6. Facilitate the reuse of vacant real estate
Vacant real estate for business use is incredibly high as a result of COVID-19. Many businesses have permanently closed, and operating businesses have taken action to reduce their real estate footprint by creating permanent policies of work-from-home or hybrid work-from-office-and-home. This is also leading to some types of real estate becoming functionally obsolete as post-COVID real estate needs are different.
Economic developers and their partners in local government can create new policy that enables the reuse of vacant real estate. As an example, vacant retail spaces below apartment/condominium buildings can be used as co-working or micro-offices that residents of the apartment/condo building can rent for the time they are working from home as an alternative to their workspace being directly within the home.
7. Neighborhood co-working and micro-offices
Like traditional companies, co-working facilities have trended to locate in downtowns, central cities, and commercial districts. As more work occurs in the suburbs with local residents working from home, new models of co-working may emerge as an alternative that is even more local to neighborhoods.
Some suburban residents won’t have room for a home office or will simply want to work outside of the home where they can experience more social interaction from being around other workers or because there is too much social interaction at home and they just need to get away from their spouse/partner/children/roommate.
Current local zoning may not have the flexibility to adapt to new physical business models of work. Economic developers can collaborate with city planners to find places that can be transitioned or created to facilitate the emergence of new types and locations of workspaces which respond to the new needs of remote and hybrid-location workers.

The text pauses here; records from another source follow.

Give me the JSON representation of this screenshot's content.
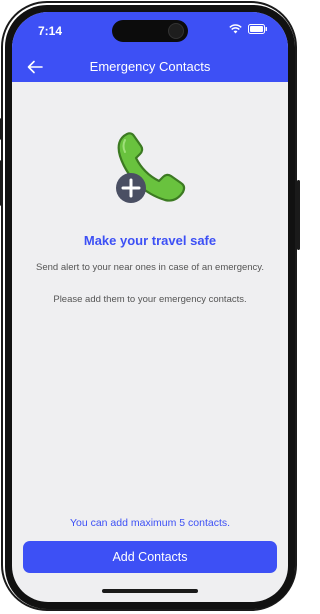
{
  "status_bar": {
    "time": "7:14"
  },
  "header": {
    "title": "Emergency Contacts",
    "back_icon": "arrow-left-icon"
  },
  "hero": {
    "icon": "phone-add-icon",
    "phone_color": "#69c23e",
    "plus_badge_color": "#4a4f63"
  },
  "content": {
    "headline": "Make your travel safe",
    "description_1": "Send alert to your near ones in case of an emergency.",
    "description_2": "Please add them to your emergency contacts."
  },
  "footer": {
    "max_note": "You can add maximum 5 contacts.",
    "add_button_label": "Add Contacts"
  },
  "colors": {
    "accent": "#3d50f5",
    "background": "#efeff1"
  }
}
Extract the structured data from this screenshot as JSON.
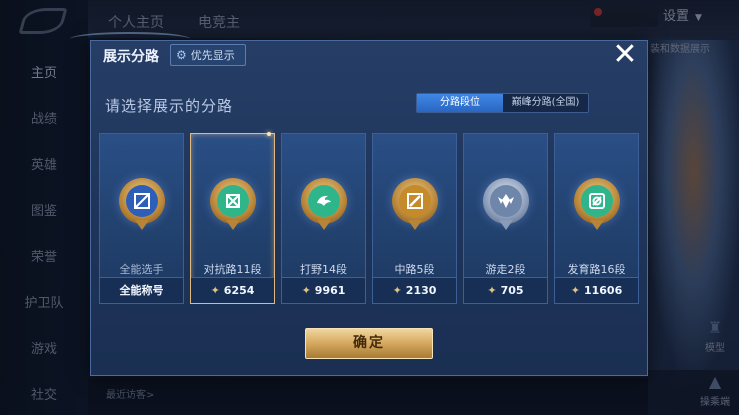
{
  "background": {
    "sidebar": [
      "主页",
      "战绩",
      "英雄",
      "图鉴",
      "荣誉",
      "护卫队",
      "游戏",
      "社交"
    ],
    "tabs": [
      "个人主页",
      "电竞主"
    ],
    "settings": "设置",
    "right_text": "装和数据展示",
    "right_buttons": [
      "模型",
      "操乘端"
    ],
    "recent": "最近访客>"
  },
  "dialog": {
    "title": "展示分路",
    "priority_label": "优先显示",
    "close_icon": "close-icon",
    "prompt": "请选择展示的分路",
    "segment": {
      "tabs": [
        "分路段位",
        "巅峰分路(全国)"
      ],
      "selected": 0
    },
    "cards": [
      {
        "label": "全能选手",
        "footer": "全能称号",
        "score": "",
        "icon": "all-rounder-emblem",
        "color": "#2d5fb8",
        "selected": false
      },
      {
        "label": "对抗路11段",
        "footer": "",
        "score": "6254",
        "icon": "clash-lane-emblem",
        "color": "#2fb58a",
        "selected": true
      },
      {
        "label": "打野14段",
        "footer": "",
        "score": "9961",
        "icon": "jungle-emblem",
        "color": "#2fb58a",
        "selected": false
      },
      {
        "label": "中路5段",
        "footer": "",
        "score": "2130",
        "icon": "mid-lane-emblem",
        "color": "#c58a2a",
        "selected": false
      },
      {
        "label": "游走2段",
        "footer": "",
        "score": "705",
        "icon": "roaming-emblem",
        "color": "#8fa6c8",
        "selected": false
      },
      {
        "label": "发育路16段",
        "footer": "",
        "score": "11606",
        "icon": "farm-lane-emblem",
        "color": "#2fb58a",
        "selected": false
      }
    ],
    "confirm": "确定"
  },
  "colors": {
    "accent_gold": "#d4a85e",
    "accent_blue": "#3f87e6",
    "panel": "#263e66"
  }
}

Suburban and Urban Options for Work Reinvention
Center cities and central business districts aren’t dead or on the path to death. Don’t trick yourself. Previous generations of suburban flight didn’t kill urban cities; the current redistribution of people and work won’t either. For every person fleeing major center cities there are young people who can’t wait to take their place because this may be the first time they’ve ever been able to afford to live in the center city.[4] Anyone who thinks that Manhattan, Chicago, Boston, or San Francisco will be undesirable post-COVID is foolish. Perhaps nothing in history is as resilient in as cities. You are better off betting on cities than businesses. Also, center cities will find their own post-COVID competitive advantages which will be new. Cities, whether suburban or urban, that take action now to reposition themselves to take advantage of these new trends before other communities do, (which is especially true for suburban cities that, unlike center cities, tend to have many adjacent suburban city competitors and alternatives), will realize larger economic development gains.

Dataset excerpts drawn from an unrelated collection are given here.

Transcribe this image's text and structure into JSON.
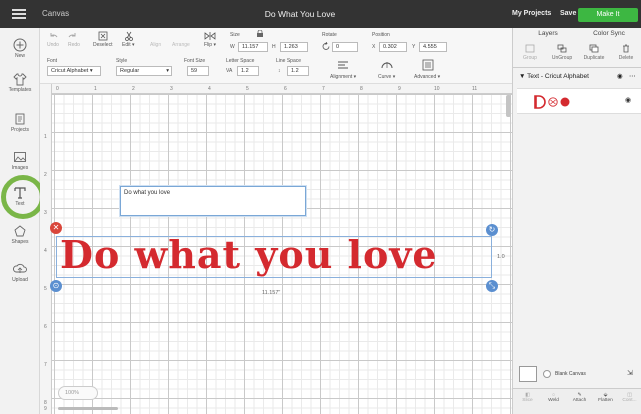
{
  "topbar": {
    "app": "Canvas",
    "title": "Do What You Love",
    "my_projects": "My Projects",
    "save": "Save",
    "make_it": "Make It"
  },
  "leftbar": {
    "new": "New",
    "templates": "Templates",
    "projects": "Projects",
    "images": "Images",
    "text": "Text",
    "shapes": "Shapes",
    "upload": "Upload"
  },
  "editbar": {
    "undo": "Undo",
    "redo": "Redo",
    "deselect": "Deselect",
    "edit": "Edit",
    "align": "Align",
    "arrange": "Arrange",
    "flip": "Flip",
    "size_label": "Size",
    "w_label": "W",
    "w_value": "11.157",
    "h_label": "H",
    "h_value": "1.263",
    "rotate_label": "Rotate",
    "rotate_value": "0",
    "position_label": "Position",
    "x_label": "X",
    "x_value": "0.302",
    "y_label": "Y",
    "y_value": "4.555",
    "font_label": "Font",
    "font_value": "Cricut Alphabet",
    "style_label": "Style",
    "style_value": "Regular",
    "font_size_label": "Font Size",
    "font_size_value": "59",
    "letter_space_label": "Letter Space",
    "letter_space_value": "1.2",
    "line_space_label": "Line Space",
    "line_space_value": "1.2",
    "alignment": "Alignment",
    "curve": "Curve",
    "advanced": "Advanced"
  },
  "rulers": {
    "top": [
      "0",
      "1",
      "2",
      "3",
      "4",
      "5",
      "6",
      "7",
      "8",
      "9",
      "10",
      "11"
    ],
    "left": [
      "1",
      "2",
      "3",
      "4",
      "5",
      "6",
      "7",
      "8",
      "9"
    ]
  },
  "canvas": {
    "textbox_value": "Do what you love",
    "big_text": "Do what you love",
    "width_label": "11.157\"",
    "height_label": "1.0",
    "zoom": "100%"
  },
  "rightpanel": {
    "tab_layers": "Layers",
    "tab_color_sync": "Color Sync",
    "group": "Group",
    "ungroup": "UnGroup",
    "duplicate": "Duplicate",
    "delete": "Delete",
    "group_name": "Text - Cricut Alphabet",
    "blank_canvas": "Blank Canvas",
    "slice": "Slice",
    "weld": "Weld",
    "attach": "Attach",
    "flatten": "Flatten",
    "contour": "Cont..."
  },
  "colors": {
    "topbar": "#333333",
    "make_it": "#3db742",
    "text_red": "#d42a2f",
    "ring_green": "#7ab648"
  }
}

[1] “Why Some Suburban Businesses Are Thriving During the Pandemic” by By Kristen Bayrakdarian and Kevin Armstrong. New York Times. Feb. 1, 2021
[2] Bookstores, especially privately owned local bookstores, have struggled over the last few decades. The first assault came as large, national chains such as Barnes and Noble and Borders took away market share from them. This was followed with Amazon.com further taking away market share from them and putting national bookstore chains out of business. Perhaps the trend toward third places for work, and the need for them in suburbs is the opportunity for small bookstores to make a comeback.
[3] The argument that an individual should control access for their personal needs to a publicly owned good such as a public street is contradictory to the very essence of a public good. Note not necessarily to be used: Suburban residents that complain about other people taking “their” parking on “their” street are probably the same people who are part of the overweight suburban demographic that could use walking a whole block to get to their home to be healthier.
[4] Economic Development Trends 2021, Chris Knight, CCO, Wavteq.